Bey stood up, almost toppled over, and realized as he did so that he was back in his old Earth shape. “How the devil…”
“Mary Walton,” Aybee said. “She didn’t really know how to do it, but when you collapsed, she grabbed and stuffed you any-old-how into a form-change tank. Set you up short and hairy—the way she knew best. Just in time, too. Sylvia saw the monitors when she got there. Five more minutes, you’d have been fertilizer.”
“That’s what I feel like.” Bey slowly followed Aybee out of the room, allowing his body to drift along in the low gravity. So Mary was there, and so was Sylvia. Between them they had dragged him back from the edge.
He was glad to be alive. But no one else seemed too pleased. “What’s making Leo so angry?”
“He was locked up for a week. He blames you.” Aybee was leading the way into the central communications area. “Cinnabar’s even madder. Sit down there.”
Bey looked slowly around. He had sat in this chair before. He remembered coming here with Sylvia and Aybee—just.

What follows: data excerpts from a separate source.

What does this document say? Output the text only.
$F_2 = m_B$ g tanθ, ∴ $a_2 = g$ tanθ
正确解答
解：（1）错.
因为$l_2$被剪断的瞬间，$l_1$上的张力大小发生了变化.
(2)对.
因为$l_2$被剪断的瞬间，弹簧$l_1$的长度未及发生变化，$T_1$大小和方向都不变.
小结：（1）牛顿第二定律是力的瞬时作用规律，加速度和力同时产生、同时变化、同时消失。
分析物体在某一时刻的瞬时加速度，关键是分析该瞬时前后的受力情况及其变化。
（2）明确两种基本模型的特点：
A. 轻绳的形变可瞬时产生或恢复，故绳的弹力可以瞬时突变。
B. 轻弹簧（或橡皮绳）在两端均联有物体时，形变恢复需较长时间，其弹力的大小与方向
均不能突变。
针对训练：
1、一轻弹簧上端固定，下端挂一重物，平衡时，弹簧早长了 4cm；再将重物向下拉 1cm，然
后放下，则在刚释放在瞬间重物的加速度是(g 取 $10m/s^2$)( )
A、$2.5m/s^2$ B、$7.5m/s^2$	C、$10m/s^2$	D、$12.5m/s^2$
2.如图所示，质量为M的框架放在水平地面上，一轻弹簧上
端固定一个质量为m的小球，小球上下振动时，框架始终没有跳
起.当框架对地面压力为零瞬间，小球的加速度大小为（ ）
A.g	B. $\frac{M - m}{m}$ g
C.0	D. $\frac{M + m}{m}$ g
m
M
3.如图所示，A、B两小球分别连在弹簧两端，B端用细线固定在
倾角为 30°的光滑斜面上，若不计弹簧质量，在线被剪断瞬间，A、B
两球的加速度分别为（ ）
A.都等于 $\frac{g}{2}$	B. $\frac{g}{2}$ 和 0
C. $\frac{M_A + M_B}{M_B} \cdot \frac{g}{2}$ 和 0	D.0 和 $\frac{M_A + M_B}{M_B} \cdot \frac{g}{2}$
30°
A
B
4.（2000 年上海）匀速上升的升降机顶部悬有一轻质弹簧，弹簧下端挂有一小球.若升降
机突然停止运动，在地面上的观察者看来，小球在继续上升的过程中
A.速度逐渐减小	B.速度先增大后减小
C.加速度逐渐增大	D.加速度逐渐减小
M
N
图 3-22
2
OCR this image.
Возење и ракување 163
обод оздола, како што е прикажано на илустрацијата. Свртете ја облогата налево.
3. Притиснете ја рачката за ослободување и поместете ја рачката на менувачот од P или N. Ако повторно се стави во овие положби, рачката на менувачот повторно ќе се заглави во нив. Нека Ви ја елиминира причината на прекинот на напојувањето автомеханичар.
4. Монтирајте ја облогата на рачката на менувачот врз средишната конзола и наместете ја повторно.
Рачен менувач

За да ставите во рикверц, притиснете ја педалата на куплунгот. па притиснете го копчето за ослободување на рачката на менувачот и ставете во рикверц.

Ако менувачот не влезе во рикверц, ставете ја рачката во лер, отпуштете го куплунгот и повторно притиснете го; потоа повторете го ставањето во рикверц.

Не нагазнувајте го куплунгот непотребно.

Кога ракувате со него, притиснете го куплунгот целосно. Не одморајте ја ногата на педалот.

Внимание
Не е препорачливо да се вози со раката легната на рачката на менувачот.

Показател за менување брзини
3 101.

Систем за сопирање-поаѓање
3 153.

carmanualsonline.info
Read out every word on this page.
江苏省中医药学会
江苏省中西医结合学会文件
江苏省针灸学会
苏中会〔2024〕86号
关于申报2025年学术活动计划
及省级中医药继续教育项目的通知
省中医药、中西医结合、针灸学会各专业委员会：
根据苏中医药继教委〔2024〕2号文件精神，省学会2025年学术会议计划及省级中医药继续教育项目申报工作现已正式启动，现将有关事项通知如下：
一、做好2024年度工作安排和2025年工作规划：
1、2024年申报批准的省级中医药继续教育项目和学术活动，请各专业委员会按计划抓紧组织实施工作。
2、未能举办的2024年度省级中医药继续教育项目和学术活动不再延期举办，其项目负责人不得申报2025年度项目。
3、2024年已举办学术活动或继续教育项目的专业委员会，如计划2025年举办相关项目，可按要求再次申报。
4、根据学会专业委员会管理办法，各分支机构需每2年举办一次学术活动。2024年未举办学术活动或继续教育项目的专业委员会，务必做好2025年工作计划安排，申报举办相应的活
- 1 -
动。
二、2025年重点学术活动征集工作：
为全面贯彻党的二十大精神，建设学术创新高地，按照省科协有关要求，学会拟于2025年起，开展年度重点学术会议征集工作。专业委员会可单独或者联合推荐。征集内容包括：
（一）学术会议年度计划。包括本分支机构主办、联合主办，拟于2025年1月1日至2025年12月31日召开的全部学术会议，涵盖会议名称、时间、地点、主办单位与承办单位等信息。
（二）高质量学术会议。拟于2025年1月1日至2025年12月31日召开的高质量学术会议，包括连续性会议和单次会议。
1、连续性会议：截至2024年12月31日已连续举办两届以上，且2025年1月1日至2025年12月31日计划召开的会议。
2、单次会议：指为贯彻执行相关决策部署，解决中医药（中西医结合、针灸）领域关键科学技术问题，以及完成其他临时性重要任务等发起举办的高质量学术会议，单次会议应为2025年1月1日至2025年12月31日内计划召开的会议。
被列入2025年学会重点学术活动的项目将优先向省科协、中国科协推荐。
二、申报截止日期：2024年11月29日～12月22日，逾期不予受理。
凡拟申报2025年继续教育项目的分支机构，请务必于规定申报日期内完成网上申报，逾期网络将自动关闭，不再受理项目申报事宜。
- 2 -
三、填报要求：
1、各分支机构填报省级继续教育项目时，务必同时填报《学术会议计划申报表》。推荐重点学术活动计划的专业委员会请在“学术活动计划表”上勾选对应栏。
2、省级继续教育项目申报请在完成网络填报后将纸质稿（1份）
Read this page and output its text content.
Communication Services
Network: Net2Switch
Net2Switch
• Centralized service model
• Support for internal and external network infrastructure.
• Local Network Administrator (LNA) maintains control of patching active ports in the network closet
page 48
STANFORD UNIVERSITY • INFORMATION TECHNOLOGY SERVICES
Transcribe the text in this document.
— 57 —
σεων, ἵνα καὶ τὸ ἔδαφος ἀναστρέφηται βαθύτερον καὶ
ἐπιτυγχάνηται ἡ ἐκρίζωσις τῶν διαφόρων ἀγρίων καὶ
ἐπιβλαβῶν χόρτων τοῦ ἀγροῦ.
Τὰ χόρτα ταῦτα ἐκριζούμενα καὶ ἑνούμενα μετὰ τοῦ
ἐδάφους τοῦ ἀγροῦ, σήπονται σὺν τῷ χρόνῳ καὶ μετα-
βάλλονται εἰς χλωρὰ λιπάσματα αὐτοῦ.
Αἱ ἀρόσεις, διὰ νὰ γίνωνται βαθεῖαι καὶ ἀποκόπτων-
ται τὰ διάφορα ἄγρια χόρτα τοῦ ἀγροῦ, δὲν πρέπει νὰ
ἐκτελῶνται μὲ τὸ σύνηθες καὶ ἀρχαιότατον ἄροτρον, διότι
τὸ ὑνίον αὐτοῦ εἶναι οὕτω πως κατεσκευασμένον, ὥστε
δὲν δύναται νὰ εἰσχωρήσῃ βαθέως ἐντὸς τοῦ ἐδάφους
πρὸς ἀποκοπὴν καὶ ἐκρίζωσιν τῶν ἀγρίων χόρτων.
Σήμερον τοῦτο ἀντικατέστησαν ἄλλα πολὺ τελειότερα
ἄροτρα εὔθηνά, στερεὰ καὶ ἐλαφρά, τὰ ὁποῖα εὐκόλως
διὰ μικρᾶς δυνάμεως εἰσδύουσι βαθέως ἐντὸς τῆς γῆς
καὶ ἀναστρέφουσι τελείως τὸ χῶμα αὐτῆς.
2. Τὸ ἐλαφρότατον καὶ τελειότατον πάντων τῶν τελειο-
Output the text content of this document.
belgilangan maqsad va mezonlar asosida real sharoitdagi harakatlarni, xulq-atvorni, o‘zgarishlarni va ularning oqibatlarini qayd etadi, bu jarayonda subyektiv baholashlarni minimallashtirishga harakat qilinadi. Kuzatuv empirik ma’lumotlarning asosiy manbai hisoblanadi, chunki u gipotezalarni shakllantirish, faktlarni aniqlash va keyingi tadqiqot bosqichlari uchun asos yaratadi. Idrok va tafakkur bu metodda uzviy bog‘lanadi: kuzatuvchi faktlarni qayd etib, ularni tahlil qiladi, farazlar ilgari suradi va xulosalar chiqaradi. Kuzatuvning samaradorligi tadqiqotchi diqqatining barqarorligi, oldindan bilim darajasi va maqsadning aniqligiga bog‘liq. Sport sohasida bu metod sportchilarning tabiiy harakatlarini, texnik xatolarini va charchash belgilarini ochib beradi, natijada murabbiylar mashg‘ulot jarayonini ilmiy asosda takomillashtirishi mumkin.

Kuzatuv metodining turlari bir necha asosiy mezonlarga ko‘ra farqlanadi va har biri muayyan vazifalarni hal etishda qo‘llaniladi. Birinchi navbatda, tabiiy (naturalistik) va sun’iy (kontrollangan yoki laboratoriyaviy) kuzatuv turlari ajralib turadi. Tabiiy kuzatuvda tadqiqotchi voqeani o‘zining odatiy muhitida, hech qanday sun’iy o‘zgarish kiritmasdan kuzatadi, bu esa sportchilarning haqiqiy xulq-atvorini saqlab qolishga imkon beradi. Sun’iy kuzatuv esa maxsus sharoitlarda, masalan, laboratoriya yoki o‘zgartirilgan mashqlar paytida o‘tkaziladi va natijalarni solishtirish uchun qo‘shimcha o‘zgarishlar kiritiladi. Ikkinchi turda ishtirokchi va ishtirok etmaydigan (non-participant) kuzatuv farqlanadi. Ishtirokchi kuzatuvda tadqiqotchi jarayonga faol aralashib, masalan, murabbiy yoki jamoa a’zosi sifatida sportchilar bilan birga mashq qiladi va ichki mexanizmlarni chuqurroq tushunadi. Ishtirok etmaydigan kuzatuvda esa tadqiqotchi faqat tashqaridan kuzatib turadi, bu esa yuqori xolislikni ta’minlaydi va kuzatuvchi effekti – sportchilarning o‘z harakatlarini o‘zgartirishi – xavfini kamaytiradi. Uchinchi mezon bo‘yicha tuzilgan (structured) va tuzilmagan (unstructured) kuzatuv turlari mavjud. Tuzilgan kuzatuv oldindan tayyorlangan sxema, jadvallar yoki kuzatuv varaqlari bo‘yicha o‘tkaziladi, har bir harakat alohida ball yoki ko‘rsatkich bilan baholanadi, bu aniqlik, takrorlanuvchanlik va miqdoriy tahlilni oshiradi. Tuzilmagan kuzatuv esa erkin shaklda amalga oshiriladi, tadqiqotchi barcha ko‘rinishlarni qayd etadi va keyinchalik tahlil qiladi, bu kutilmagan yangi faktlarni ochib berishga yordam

He must have been far gone.
“Why are they mad?”
“They’ll tell you.” Aybee was not listening. He was at the console, his long body tight with excitement. “Lock in and hold on to your skull. We’re going on-line.” He spoke into the vocoder. “RINI connect. Identification: Apollo Belvedere Smith. Reference: Anomalous signal generation, defined in session 302. Query: What is status?”
He turned to Bey. “Takes a few seconds. Far as I can see, that’s for encoding and decoding at this end. Their replies are instantaneous. Someday we’ll know how.”
“Whose replies?”
Before Bey could get an answer the screen was filling. The words on it echoed through the lock into Bey’s ears.
THIS ACCESS POINT CONTINUES. ALL OTHER SIGNAL GENERATION TERMINATED no equivalent. QUERY: STATUS OF ANGULAR MOMENTUM CHANGES?